July 21, 2020



INC PARC Meeting

Inter-Neighborhood Cooperation’s Park and Recreation Committee meets the third Tuesday of each month now via Zoom.  Meetings are open to the public and all are welcome.

If you wish to join this discussion, please register using the link below, entering some basic information and we will send you the Zoom link for the July virtual meeting.  This meeting will also be recorded so it can be shared on the INC  website. Please note that by joining the call you consent to being recorded. Copy and paste this link into your browser to register: https://www.denverinc.org/inc-parc-zoom-meeting/ or just follow the link.

This months topic is Parkways and Blvds and the role that the Department Of Infrastructure and Transportation play in them. In Hilltop, we are lucky to have within our neighborhood two historic parkways, 6th Avenue and Clermont Street Parkways, and on two of our boundaries, Alameda Parkway and Colorado Boulevard, although it does not live up to it’s name’s possibilities.  Perhaps we can find out why at this meeting.  PARC has invited DOTI to send a representative for this discussion.  Mark Tabor, Principal Park Planner has agreed to join the meeting as well.
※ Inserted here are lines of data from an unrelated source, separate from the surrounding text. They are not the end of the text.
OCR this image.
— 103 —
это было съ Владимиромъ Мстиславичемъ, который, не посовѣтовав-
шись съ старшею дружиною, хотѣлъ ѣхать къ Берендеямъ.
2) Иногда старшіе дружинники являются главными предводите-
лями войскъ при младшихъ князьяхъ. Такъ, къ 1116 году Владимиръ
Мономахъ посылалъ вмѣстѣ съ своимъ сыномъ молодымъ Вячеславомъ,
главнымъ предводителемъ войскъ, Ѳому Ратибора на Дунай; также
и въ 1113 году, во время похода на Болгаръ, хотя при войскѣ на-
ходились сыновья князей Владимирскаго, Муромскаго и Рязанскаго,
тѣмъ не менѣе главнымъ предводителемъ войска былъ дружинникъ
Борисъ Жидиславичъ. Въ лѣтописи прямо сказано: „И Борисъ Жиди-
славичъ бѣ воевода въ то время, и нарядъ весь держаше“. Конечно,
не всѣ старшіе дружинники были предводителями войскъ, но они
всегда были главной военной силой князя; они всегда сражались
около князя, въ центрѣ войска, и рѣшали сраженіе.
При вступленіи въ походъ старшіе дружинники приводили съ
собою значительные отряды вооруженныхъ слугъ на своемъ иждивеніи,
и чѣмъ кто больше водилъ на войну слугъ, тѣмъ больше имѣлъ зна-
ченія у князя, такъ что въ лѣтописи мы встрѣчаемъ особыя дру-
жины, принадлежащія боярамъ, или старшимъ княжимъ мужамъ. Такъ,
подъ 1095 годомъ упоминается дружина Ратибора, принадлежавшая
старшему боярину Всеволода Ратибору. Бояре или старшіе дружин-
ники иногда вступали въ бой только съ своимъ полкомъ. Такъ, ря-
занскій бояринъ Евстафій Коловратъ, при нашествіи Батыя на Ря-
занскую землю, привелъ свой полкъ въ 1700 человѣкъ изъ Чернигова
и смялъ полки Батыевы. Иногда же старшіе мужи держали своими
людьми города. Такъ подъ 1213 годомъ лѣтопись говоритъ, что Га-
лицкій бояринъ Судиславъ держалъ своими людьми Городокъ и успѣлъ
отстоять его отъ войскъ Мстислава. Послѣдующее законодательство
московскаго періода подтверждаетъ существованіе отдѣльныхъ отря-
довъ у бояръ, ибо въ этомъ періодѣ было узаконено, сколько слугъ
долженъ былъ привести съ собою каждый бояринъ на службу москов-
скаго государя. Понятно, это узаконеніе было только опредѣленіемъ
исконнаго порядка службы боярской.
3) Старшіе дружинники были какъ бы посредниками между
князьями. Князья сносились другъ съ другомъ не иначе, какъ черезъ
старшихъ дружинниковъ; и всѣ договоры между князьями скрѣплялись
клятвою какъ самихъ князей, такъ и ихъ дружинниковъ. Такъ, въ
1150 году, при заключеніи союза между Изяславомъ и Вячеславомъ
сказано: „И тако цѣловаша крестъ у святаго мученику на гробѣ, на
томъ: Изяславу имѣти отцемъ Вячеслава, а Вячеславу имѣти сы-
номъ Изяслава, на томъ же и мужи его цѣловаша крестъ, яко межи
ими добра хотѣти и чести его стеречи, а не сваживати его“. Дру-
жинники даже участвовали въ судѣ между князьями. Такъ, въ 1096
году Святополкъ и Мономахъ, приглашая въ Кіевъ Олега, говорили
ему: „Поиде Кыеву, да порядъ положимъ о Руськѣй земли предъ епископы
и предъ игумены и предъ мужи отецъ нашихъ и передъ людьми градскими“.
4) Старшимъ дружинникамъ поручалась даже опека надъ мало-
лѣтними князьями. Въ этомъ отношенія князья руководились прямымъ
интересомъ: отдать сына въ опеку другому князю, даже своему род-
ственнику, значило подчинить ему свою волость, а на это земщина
Some questions the committee would like discussed are:

  • How are decisions made and what is the process when there is a potential change to be made to the parkway or Blvd?
  • What are the common issues that effect parkways and Blvd. from DOTI’s perspective?
  • In what way does DOTI view parkways and Blvd. as assets and impediments to traffic?
  • What department is responsible for maintaining medians And dividers on parkways,  Blvds and streets?
  • Are there plans to create more parkways and Blvds to connect neighborhoods to parks and destinations?
  • Colorado Blvd and Federal Blvd are two major streets that have not seen the benefits of being boulevards or be designated, is there a plan to address this disparity?
  • How is the budget allocated to address the streets, parkways and Blvds.?
Here is some background information from PARC on what they consider to be Today’s Challenges for Denver’s Parkways and Boulevards:
There are 62 miles of parkways maintained by Denver Parks and Rec.  They contain more than 13 thousand trees that help our streets and City to be cooler in the summer and much more. Yet, they are fragile in today’s push to build and expand the City.  Having more information about our parkways will help us to advocate for their protection and the integrity of their design and purpose.  Beyond protection of our parkways we can advocate for more parkways to be created to connect our neighborhoods to green spaces and add to the character of Denver.
“When Denver was transformed from a frontier town into a city, a tight grid of streets was laid over the high prairie. That elaborate street system became one of the most significant civic improvements in Denver’s history. The grid not only organizes Denver into neighborhoods, it is a hive of activity. The streets are moving corridors, carrying automobiles, bicycles, pedestrians, and utilities above ground; and water, utilities, telecommunications, and waste below ground. The streets, with their public right-of-ways on either side, are the largest piece of publicly owned land in the city.
Their role as civic space is significant. In addition to their functional duties, the streets, with their tree-lined sidewalks in the older sections of Denver and more contemporary landscaping elsewhere, also create the green oasis, visual beauty, and character that define Denver. And within this system, a framework of special streets-Denver’s designated parkways and boulevards elevate The Street to an even higher standard of urban design. They are both street and parkland and are the ribbon that ties our historic parks and neighborhoods together. Their importance is recognized by their listing on the National Register of Historic Places.”
Design Guidelines Denver’s Designated Parkways and Boulevards   November 2005
This year two of our parkways are being challenged by developers and business.  One will have a huge impact the other won’t seem to have the same impact but if gone unchecked could likewise have a large impact on other parkways.  We as citizens need to be educated and informed to speak to these challenges and any future challenges to our parkways.  INC Parks and Open Space committee is planning in July to bring people from the City to speak about what can and can’t be done to parkways and how many departments are involved with parkways and, what is happening today.